Speaker: Thomas E. Ewing, Frontera Exploration Consultants

Topic: Late Paleozoic Tectonic Setting of the Eastern Shelf: From Faulted Ouachita Foredeep to Intracratonic Basin Flank within the Ancestral Rocky Mountains

Abstract:

Although the Eastern Shelf of the West Texas (Permian) Basin has only a few recognized structural elements, it lies within the broad Late Paleozoic framework of the Ancestral Rocky Mountains (ARM), as well as on the fringe of Ouachita orogenic foredeep basins. Both Ouachita and ARM uplifts have shed sediment into the area.

            In Early Pennsylvanian time, the area was located on the forebulge of the Fort Worth Basin, a foredeep basin that developed beneath and west of the advancing Ouachita thrust sheets. Early Pennsylvanian strike-slip fault systems also occur in the area, notably the Fort Chadbourne and Matador/Red River systems. Foredeep-related subsidence continued into Late Pennsylvanian time, advancing or broadening westward. Uplift of the Wichita ARM axis to the north probably occurred throughout the Pennsylvanian, as seen on its better-dated northern flank.
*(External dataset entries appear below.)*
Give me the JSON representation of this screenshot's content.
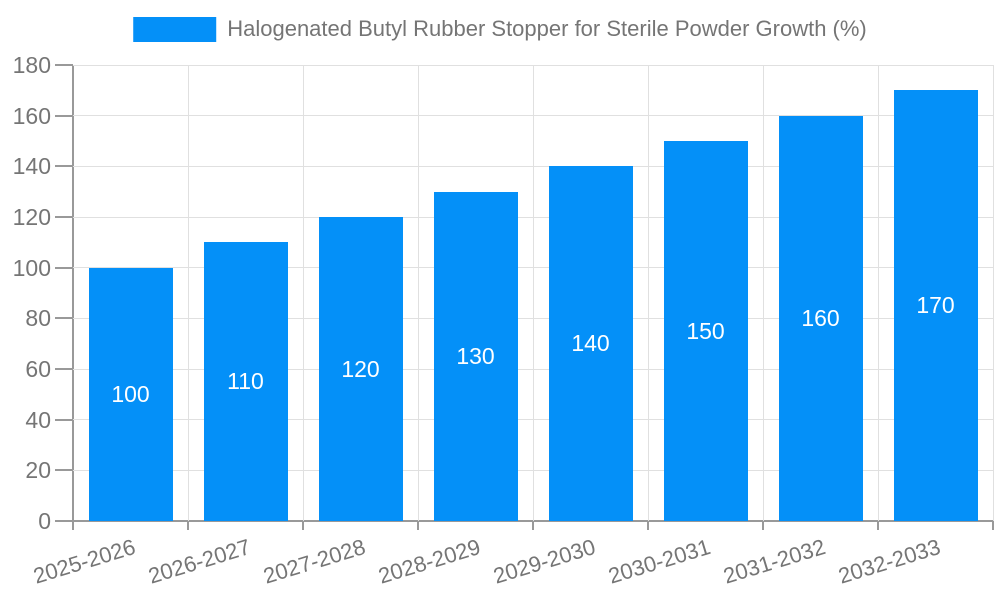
{
  "chart_data": {
    "type": "bar",
    "title": "",
    "legend": "Halogenated Butyl Rubber Stopper for Sterile Powder Growth (%)",
    "legend_position": "top",
    "categories": [
      "2025-2026",
      "2026-2027",
      "2027-2028",
      "2028-2029",
      "2029-2030",
      "2030-2031",
      "2031-2032",
      "2032-2033"
    ],
    "values": [
      100,
      110,
      120,
      130,
      140,
      150,
      160,
      170
    ],
    "xlabel": "",
    "ylabel": "",
    "ylim": [
      0,
      180
    ],
    "yticks": [
      0,
      20,
      40,
      60,
      80,
      100,
      120,
      140,
      160,
      180
    ],
    "grid": true,
    "bar_labels_visible": true,
    "bar_label_position": "inside-center",
    "xtick_rotation_deg": -17
  },
  "colors": {
    "bar": "#0490f8",
    "bar_label": "#ffffff",
    "axis": "#999999",
    "grid": "#e0e0e0",
    "text": "#757575",
    "background": "#ffffff"
  }
}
            Beginning in mid-Pennsylvanian time, the West Texas Basin began to subside as an intracratonic basin with its center near Pecos, Texas; this subsidence continued throughout the Permian, overlapping but outlasting ARM deformation. The Eastern Shelf was tilted westward (forming the Bend Arch as mapped today), and a high-relief carbonate/clastic shelf margin developed that bounded the deep-water Midland Basin from Missourian through Leonardian time. A small amount of additional westward tilting took place in the Mesozoic (probably as rift-flank uplift to Gulf-forming extension), forming the regional sub-Albian truncation evident in surface map patterns.
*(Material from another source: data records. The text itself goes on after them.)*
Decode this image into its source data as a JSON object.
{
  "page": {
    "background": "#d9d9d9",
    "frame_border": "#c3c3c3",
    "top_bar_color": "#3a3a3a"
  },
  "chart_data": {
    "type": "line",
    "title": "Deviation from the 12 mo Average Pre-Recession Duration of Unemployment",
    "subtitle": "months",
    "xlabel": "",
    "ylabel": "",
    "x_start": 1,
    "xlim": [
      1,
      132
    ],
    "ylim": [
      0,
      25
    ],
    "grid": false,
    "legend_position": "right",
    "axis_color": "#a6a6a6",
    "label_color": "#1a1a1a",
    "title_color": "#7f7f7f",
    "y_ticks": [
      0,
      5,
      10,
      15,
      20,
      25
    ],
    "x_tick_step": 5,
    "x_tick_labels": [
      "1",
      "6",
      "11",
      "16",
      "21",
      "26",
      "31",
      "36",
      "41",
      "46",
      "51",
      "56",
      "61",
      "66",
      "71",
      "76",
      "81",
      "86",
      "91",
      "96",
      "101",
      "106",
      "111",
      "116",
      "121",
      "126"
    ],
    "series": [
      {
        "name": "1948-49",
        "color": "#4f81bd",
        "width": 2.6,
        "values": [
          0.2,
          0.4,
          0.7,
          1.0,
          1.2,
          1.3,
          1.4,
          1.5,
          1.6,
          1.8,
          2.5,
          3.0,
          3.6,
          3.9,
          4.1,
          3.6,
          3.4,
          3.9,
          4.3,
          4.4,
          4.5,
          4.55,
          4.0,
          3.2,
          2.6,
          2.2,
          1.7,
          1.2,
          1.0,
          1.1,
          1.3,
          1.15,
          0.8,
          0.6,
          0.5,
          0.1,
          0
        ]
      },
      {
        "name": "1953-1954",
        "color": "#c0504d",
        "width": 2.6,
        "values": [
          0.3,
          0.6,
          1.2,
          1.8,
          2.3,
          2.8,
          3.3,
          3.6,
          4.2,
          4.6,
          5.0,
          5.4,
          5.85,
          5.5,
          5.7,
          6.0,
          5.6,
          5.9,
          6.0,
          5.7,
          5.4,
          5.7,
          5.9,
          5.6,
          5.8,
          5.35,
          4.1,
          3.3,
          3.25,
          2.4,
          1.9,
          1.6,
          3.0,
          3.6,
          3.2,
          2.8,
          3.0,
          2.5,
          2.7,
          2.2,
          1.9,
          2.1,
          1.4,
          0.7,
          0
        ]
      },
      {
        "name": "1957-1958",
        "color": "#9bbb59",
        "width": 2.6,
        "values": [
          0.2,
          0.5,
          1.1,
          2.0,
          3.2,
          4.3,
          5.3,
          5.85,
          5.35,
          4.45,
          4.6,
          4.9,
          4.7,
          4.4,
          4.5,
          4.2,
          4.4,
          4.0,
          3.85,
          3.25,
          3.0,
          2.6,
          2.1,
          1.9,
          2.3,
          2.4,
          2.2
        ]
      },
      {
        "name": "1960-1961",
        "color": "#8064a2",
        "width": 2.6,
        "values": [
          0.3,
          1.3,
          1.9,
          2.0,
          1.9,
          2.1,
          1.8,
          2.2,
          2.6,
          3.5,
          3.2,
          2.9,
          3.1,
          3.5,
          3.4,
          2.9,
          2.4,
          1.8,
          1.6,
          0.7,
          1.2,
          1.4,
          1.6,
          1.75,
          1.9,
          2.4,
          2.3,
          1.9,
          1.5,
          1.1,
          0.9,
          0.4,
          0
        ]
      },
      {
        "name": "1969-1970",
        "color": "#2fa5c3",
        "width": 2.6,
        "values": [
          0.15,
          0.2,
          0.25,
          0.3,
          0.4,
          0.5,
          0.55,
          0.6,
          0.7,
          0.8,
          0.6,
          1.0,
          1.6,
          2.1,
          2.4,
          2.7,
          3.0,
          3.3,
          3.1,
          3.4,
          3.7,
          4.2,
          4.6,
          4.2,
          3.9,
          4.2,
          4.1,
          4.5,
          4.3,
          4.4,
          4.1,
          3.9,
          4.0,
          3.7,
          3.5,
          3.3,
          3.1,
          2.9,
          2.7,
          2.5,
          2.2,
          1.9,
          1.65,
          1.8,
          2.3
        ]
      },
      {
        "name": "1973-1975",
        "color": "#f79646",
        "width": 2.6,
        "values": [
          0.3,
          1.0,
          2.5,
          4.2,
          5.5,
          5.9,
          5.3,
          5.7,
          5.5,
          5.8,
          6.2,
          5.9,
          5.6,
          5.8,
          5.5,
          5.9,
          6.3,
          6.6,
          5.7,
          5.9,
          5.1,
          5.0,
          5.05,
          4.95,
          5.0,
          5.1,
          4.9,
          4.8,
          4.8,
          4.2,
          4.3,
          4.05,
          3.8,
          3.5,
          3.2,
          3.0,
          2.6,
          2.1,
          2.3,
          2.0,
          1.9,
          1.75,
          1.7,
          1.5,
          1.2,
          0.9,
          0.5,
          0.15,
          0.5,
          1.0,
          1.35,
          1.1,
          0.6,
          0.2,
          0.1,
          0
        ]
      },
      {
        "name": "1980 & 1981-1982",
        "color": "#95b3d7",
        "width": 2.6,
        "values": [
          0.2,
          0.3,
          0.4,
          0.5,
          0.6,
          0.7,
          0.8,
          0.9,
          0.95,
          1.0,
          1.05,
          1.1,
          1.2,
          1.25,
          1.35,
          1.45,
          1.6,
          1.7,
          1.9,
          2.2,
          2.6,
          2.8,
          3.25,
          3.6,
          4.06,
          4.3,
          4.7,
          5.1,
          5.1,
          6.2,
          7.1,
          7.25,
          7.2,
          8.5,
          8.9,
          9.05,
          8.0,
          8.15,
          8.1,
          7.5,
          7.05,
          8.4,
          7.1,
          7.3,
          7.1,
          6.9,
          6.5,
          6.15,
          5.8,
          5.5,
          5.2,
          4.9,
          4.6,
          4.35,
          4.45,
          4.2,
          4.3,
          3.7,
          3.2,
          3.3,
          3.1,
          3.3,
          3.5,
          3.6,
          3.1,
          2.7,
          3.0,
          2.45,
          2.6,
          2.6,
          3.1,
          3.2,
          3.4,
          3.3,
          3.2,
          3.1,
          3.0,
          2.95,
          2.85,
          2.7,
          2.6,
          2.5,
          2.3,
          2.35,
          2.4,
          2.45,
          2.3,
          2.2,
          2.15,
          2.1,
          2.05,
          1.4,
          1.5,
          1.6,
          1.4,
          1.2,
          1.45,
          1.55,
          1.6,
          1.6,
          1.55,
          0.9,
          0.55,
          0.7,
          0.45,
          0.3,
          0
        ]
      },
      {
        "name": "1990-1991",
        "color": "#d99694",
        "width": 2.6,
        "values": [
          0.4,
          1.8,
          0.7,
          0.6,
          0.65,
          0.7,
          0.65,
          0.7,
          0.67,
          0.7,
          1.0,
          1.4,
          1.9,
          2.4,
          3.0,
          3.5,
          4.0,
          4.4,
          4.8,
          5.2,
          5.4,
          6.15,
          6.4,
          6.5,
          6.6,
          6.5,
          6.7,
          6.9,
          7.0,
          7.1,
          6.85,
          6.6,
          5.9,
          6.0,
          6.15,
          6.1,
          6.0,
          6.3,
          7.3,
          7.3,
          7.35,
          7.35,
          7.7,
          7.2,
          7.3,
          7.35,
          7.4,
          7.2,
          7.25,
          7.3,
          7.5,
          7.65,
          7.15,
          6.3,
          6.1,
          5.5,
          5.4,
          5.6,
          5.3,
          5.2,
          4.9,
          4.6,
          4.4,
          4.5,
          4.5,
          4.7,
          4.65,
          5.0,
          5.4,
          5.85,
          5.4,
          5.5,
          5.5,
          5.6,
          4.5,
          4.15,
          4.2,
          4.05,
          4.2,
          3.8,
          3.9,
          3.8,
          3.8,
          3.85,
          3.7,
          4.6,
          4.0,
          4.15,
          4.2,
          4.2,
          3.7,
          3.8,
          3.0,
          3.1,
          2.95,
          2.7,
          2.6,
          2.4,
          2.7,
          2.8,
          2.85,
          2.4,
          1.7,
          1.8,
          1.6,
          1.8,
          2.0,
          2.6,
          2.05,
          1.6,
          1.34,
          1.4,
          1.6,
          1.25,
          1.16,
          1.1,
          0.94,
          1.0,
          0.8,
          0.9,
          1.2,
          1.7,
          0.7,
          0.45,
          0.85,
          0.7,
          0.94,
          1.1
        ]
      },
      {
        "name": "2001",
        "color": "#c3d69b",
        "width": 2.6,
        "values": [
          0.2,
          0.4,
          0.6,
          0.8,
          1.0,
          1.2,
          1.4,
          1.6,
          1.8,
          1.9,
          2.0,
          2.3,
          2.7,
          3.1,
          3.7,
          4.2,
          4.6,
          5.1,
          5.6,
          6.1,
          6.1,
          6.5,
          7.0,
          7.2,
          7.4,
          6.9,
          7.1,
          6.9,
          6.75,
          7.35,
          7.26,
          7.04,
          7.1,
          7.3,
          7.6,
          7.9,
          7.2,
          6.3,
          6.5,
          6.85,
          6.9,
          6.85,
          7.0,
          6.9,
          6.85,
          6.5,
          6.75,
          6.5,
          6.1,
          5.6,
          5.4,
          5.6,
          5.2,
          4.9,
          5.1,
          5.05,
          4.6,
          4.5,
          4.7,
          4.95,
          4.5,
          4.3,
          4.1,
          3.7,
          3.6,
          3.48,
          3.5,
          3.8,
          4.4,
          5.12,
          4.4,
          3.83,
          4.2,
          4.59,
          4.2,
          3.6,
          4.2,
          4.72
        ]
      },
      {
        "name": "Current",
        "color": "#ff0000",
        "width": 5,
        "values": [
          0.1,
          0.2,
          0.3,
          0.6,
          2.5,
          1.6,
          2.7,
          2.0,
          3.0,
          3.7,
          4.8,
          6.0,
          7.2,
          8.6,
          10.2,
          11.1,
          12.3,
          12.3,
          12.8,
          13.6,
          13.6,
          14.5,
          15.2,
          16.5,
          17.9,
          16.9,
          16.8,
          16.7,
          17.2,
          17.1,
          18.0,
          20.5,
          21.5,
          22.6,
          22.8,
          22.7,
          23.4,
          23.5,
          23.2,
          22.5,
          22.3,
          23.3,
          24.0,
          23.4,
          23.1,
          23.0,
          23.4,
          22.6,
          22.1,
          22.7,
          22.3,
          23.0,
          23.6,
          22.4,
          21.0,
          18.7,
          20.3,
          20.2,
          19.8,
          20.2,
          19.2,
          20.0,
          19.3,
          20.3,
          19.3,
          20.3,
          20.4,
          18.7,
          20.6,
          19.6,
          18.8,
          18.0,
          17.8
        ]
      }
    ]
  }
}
            Hydrocarbon generation and migration were controlled by the successive tectonic regimes. Most Pennsylvanian hydrocarbon reservoirs were probably sourced by updip migration from the Midland Basin either in the late Permian or the early Mesozoic. However, Mississippian source rocks were locally important, with lateral migration from the Fort Worth depocenter and vertical migration along the Red River axis possibly charging significant accumulations.

Bio:

Dr. Thomas Ewing is a geoscientist with over 40 years of experience in hydrocarbon exploration and research. He is a Registered Professional Geoscientist in the State of Texas (#1320) and the State of Louisiana (#468) and an AAPG/DPA Certified Petroleum Geologist (#4538), and holds certification #1610 from SIPES.

 He received a B.A. in Geology from the Colorado College (1975), an M.S. in Geochemistry from New Mexico Institute of Mining and Technology (1977), and a Ph.D. in Geological Sciences from the University of British Columbia (1981).

Dr. Ewing was a research geologist for four years at the Texas Bureau of Economic Geology in Austin, where he served as a co-author of the “Atlas of Texas Oil Reservoirs”, and compiled the Tectonic Map of Texas.  Since 1985 he has been an owner of Frontera Exploration Consultants, Inc., a San Antonio-based geoscience consulting company. He worked with Venus Oil and Venus Exploration from 1985 to 2005 as staff consultant and Senior Explorationist, playing a main role in its successful exploration in the Yegua Trend of the Gulf Coast Basin and elsewhere in Texas.

Dr. Ewing has served in many offices in AAPG and its Divisions, He served as Vice-President for Sections of AAPG (2012-14). He received Honorary Membership in the South Texas Geological Society in 2009, Honorary Membership in the GCAGS in 2010, AAPG Distinguished Service Award, and BEG Alumnus of the Year in 2011. Most recently he has completed service as President of the GCAGS (2016-2017). In 2018 he was awarded the “Don Boyd Medal for Excellence in Gulf Coast Geology” from the GCAGS (Gulf Coast Association of Geological Societies), their highest award, and this year has been selected for Honorary Membership in AAPG.

Tom has spoken extensively at local, regional, and national geological meetings and published nearly 100 papers and abstracts. Among other awards, he has received the AAPG Levorsen Award three times, twice in Gulf Coast Section and once in Southwest Section. He has written articles on Gulf Coast geology and hydrocarbons, the geology and tectonics of Texas, and history and urban geology of the San Antonio area. He wrote the popular guidebook “Landscapes, Water and Man: Geology and Man in the San Antonio Area” published by the South Texas Geological Society in 2008. In 2016, Dr. Ewing completed “Texas Through Time”, an illustrated book and website on the geologic history and earth resources of Texas published by the Bureau of Economic Geology. Subsequently, he has authored chapters on the tectonic evolution of the Permian Basin (Ruppel volume) and on the geological development of the Gulf of Mexico Basin (with W.E. Galloway).

 In his spare time, he directs a 50-voice German men’s chorus, the San Antonio Liederkranz.